In South Africa our civil society is funded by benevolence, the age-old concept of charity: alms to the poor. We relegate the funding of our societal progress to corporate social investment mandates, charitable drives and an array of grants from philanthropists and foundations to make things work. It is through generosity that we provide essential services in child protection, hospice care, soup kitchens and homeless shelters.
But the question to ask is: Who benefits from this act of giving? Is it the recipient — thankful for the funds so that they can deliver their essential service, or the receiver, whose humanity and sense of good citizenship is reaffirmed by the action of giving?
The irony in funding our social development with acts of benevolence is that it perpetuates our inequality. This is because the act of benevolence positions the donor as a have and the beneficiary as a have-not, reinforcing our perceptions of privilege and fortune.
By creating a system that allows civil society to do its work with our generosity, ironically we perpetuate the inequality divide rather than bridge it. This is something we cannot afford: South Africa’s social development failures are well documented — in our leading position on the Gini Index, the rank we shared with Syria on the Human Development Index in 2014 and the fizzing demographic of our youth unemployment.
And the reality that we cannot continue to ignore is that our social development is imploding our economic growth.
What is required is a refocusing of our attention from that gratitude of benevolence to the equality and choice that is offered by that most capitalist verb: profit.
Our neoliberal system has two types of organisations — for profit companies that generate economic value, and not-for-profit companies that generate social value. But what happens when we explore the terrain in between these poles? When we start conjoining the values-driven world of charity with the profit motive of business?

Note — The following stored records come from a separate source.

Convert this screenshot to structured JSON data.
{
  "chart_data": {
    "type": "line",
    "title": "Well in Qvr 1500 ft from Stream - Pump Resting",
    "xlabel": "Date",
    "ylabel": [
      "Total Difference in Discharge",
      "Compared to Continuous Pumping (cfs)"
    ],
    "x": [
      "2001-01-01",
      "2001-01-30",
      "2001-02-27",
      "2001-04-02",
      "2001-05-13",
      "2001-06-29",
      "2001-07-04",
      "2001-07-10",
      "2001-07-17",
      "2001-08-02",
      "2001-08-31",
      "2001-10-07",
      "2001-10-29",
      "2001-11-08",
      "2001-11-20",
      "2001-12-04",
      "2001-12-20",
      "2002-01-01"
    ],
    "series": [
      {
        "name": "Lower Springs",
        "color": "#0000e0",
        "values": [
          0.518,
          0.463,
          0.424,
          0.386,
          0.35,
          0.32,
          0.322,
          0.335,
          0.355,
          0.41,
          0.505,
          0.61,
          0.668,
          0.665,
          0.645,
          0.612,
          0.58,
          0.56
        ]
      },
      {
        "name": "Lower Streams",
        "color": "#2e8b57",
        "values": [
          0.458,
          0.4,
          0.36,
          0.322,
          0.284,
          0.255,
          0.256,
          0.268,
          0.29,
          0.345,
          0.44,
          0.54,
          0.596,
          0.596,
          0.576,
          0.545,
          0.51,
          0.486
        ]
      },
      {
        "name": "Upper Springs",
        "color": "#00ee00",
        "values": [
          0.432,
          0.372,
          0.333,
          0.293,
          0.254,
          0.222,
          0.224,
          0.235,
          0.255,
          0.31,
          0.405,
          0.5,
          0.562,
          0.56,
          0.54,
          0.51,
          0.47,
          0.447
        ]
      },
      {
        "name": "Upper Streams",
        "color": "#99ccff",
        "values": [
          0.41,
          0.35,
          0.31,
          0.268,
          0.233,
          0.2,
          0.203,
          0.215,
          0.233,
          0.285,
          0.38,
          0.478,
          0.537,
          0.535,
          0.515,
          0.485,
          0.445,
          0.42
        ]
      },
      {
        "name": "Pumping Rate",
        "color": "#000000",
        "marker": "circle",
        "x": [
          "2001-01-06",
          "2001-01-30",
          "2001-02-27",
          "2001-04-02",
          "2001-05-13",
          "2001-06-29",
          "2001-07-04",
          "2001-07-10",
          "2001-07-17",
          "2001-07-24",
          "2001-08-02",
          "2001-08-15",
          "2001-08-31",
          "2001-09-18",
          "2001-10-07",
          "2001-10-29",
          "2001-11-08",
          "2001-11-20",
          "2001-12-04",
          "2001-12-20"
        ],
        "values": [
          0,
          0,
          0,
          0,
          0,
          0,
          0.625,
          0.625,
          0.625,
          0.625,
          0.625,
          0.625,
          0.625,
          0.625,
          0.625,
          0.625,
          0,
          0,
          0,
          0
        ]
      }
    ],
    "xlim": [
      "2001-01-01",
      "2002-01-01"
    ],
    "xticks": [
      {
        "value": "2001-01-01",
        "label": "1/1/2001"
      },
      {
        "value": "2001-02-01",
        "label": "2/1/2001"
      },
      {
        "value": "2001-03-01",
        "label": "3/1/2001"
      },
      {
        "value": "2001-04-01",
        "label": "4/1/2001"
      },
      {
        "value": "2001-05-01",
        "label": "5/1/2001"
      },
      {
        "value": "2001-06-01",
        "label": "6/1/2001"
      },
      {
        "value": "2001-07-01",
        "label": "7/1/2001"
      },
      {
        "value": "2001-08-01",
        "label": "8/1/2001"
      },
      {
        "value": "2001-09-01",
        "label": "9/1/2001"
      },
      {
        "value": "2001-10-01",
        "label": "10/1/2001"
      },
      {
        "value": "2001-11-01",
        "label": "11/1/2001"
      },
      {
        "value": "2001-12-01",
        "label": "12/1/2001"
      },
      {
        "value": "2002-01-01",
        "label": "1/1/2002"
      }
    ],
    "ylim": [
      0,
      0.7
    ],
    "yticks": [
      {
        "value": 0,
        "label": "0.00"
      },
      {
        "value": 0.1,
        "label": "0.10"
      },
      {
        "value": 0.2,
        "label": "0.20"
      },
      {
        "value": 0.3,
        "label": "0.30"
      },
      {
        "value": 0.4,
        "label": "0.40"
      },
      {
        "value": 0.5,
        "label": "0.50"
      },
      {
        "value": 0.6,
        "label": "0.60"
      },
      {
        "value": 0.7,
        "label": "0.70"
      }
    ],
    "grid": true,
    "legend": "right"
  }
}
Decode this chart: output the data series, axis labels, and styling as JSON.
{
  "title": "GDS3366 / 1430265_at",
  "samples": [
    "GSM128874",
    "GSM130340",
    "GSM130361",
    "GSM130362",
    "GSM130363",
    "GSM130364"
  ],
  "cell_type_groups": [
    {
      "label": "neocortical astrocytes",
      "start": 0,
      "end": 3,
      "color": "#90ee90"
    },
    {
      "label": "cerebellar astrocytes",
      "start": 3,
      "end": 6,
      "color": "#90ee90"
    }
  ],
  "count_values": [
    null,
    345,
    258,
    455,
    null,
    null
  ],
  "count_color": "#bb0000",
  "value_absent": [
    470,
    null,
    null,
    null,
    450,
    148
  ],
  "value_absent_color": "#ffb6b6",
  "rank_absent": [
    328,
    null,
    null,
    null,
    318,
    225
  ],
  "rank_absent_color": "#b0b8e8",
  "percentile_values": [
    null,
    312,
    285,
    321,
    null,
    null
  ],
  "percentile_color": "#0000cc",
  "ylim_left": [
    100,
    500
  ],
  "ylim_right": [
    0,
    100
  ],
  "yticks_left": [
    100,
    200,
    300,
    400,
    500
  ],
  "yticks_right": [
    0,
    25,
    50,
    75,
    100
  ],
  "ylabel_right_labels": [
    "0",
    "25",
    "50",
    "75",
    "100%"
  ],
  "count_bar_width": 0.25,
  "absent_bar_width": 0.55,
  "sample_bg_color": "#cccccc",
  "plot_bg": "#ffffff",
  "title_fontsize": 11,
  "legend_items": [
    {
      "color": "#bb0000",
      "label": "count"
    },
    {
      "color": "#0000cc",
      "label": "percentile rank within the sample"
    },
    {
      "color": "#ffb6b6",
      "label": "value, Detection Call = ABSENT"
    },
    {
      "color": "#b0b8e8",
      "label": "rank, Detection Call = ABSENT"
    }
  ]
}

Profit and social change are poor partners, often associated with exploitation, abuse and manipulation. But when framed against the progressive values of civil society that hold those practices in check, it becomes a powerful equaliser.
This is the world of social entrepreneurship, which explores the space between for and not-for-profit companies, delivering both social and economic value. By introducing profit, the insidious consequences of benevolence are redressed, without compromising the delivery of those essential services that we rely on civil society to provide.
It is a model that is thriving quietly in South Africa — with organisations such as the Brien Holden Vision Institute delivering free eye healthcare to people in rural areas, funded by its development of technology that makes contact lenses work. Then there’s Spark Schools, which is reinventing our concepts of quality and accessible education. And Reel Gardens, the grocery store seed boxes that support food gardens in schools across the country.
Social entrepreneurs see opportunity where others see constraint, setting up businesses that take on those issues that we see as neglected, seemingly impossible to fix: our education system, food security, improved healthcare for all — the divides of inequality.
When we stop thinking of social change as the benevolent deed that makes us good people, and instead approach it through the equalising lens of profit, we reframe our view. We move on from the patronising to the pragmatic, focusing on the dual environment of social and economic returns offered by social entrepreneurship.